Background information
- Origin: Detroit, Michigan, U.S.
- Genres: Electronic; EDM; electropop;
- Years active: 2021–present
- Labels: SURF GANG; Mad Decent;
- Members: Tatiana Schwaninger; Graham Perez;
- Website: nicebassbro.com

= Snow Strippers =

American electronic music duo

Snow Strippers are an American electronic music duo formed in Detroit, Michigan in 2021 and consisting of singer Tatiana Schwaninger and record producer Graham Perez. They first gained prominence online as part of the indie sleaze resurgence in 2021 before self-releasing their eponymous debut album in 2022 and the mixtapes April Mixtape 2 and April Mixtape 3 in 2022 and 2023, respectively.

==History==
Tatiana Jasmine "Tati" Schwaninger was born on February 23, 1996 in Clearwater, Florida, where she was also raised. Graham T. Perez was born on April 15, 1996 in Belleville, Illinois, where he was also raised, and later moved to Dunedin, Florida.
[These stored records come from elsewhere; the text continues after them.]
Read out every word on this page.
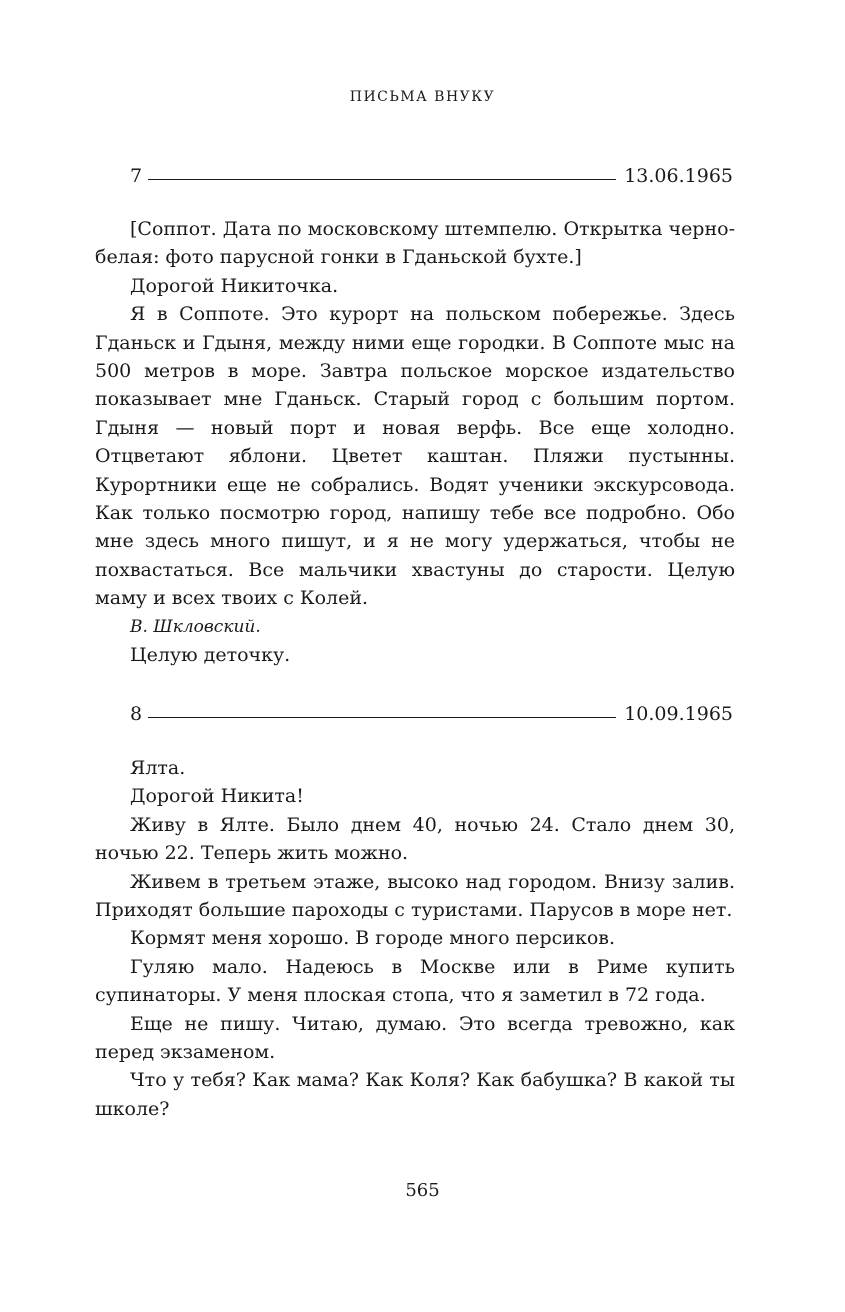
ПИСЬМА ВНУКУ
7	13.06.1965

[Соппот. Дата по московскому штемпелю. Открытка черно-белая: фото парусной гонки в Гданьской бухте.]

Дорогой Никиточка.

Я в Соппоте. Это курорт на польском побережье. Здесь Гданьск и Гдыня, между ними еще городки. В Соппоте мыс на 500 метров в море. Завтра польское морское издательство показывает мне Гданьск. Старый город с большим портом. Гдыня — новый порт и новая верфь. Все еще холодно. Отцветают яблони. Цветет каштан. Пляжи пустынны. Курортники еще не собрались. Водят ученики экскурсовода. Как только посмотрю город, напишу тебе все подробно. Обо мне здесь много пишут, и я не могу удержаться, чтобы не похвастаться. Все мальчики хвастуны до старости. Целую маму и всех твоих с Колей.

В. Шкловский.

Целую деточку.

8	10.09.1965

Ялта.

Дорогой Никита!

Живу в Ялте. Было днем 40, ночью 24. Стало днем 30, ночью 22. Теперь жить можно.

Живем в третьем этаже, высоко над городом. Внизу залив. Приходят большие пароходы с туристами. Парусов в море нет.

Кормят меня хорошо. В городе много персиков.

Гуляю мало. Надеюсь в Москве или в Риме купить супинаторы. У меня плоская стопа, что я заметил в 72 года.

Еще не пишу. Читаю, думаю. Это всегда тревожно, как перед экзаменом.

Что у тебя? Как мама? Как Коля? Как бабушка? В какой ты школе?

565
Schwaninger met Perez in proximity on the dating app Tinder in 2018. They soon moved to Detroit together from Clearwater before relocating to New York City. The two started making music as Snow Strippers in late 2021, with Schwaninger singing and Perez producing. Before the duo's formation, Schwaninger had not made any music, while Perez was already producing under the name "DeliverTheCrush" and was a part of producer Evilgiane's collective SURF GANG and producer Taylor Morgan's collective Garden Avenue, although he later retired the moniker.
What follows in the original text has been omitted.